De son côté, Bois-Doré irait faire une promenade à Montlevic, et, de là, partirait seul pour le rendez-vous, après avoir dispersé son escorte de la même façon que ses deux amis, afin d'ôter tout soupçon à quiconque observerait ses mouvements.
Toutes les dispositions prises, on pouvait compter mettre sur pied et faire agir avec certitude une centaine d'hommes solides et bien avisés. Pour sa part, Bois-Doré en fournissait à peu près cinquante, tout en laissant une dizaine de bons serviteurs pour la garde de son château et de sa gentille hôtesse Lauriane.
Afin de paraître, aux yeux des espions présumés, étranger à tout projet sur Brilbault, le marquis se fit accompagner au château de Montlevic par Mario, comme pour rendre visite aux jeunes gens ses voisins.
Les d'Orsanne étaient petits-fils d'Antoine d'Orsanne, qui fut lieutenant-général du Berry et calviniste.
Le marquis et Mario passèrent une heure chez eux; après quoi, Bois-Doré chargea Aristandre de reconduire son enfant à Briantes, tandis qu'il remonta à cheval pour s'en aller tout seul à Étalié, qui est un hameau sur la route de La Châtre à Thevet, au faîte d'une hauteur appelée le Terrier.

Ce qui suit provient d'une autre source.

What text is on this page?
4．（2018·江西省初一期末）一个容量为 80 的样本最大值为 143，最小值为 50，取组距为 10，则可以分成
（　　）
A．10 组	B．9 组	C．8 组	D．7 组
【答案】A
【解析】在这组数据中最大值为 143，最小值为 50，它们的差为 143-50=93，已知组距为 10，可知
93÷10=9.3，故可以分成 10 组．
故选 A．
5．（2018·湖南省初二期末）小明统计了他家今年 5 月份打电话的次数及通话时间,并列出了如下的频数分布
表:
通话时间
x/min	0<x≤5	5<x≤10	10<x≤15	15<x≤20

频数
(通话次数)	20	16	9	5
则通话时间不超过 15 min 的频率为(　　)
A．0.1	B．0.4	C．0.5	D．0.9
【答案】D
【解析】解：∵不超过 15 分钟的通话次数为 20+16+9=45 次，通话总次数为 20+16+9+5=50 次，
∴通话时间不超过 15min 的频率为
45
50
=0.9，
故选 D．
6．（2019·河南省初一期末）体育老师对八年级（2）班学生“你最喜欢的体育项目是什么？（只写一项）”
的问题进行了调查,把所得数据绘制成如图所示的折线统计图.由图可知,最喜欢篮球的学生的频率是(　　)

Comme Mario, intrigué de toutes ces précautions, demandait à le suivre, il lui répondit qu'il allait souper chez Guillaume d'Ars, et qu'il reviendrait de bonne heure.
L'enfant monta son petit cheval en soupirant, car il pressentait quelque aventure, et, à force d'entendre parler les gentilshommes, le gentil paysan des Pyrénées était vite devenu gentilhomme lui-même, dans le sens romanesque et chevaleresque encore attribué à ce titre par le bon marquis.
On sait avec quelle merveilleuse facilité l'enfance se modifie et se transforme selon le milieu où elle se trouve transplantée. Mario rêvait déjà de beaux faits d'armes, de géants à pourfendre et de damoiselles captives à délivrer.
Il essaya d'insister à sa manière, en obéissant sans murmurer, mais en attachant sur le vieillard qui l'adorait ses beaux yeux tendres et persuasifs.
—Point, mon cher comte, lui répondit Bois-Doré, qui comprenait fort bien sa muette prière: je ne puis laisser seule, la nuit, en mon manoir, l'aimable fille qui m'est confiée. Songez qu'elle est votre sœur et votre dame, et que, lorsque je suis forcé de m'absenter, votre place est auprès d'elle, pour la servir, la distraire et la défendre au besoin.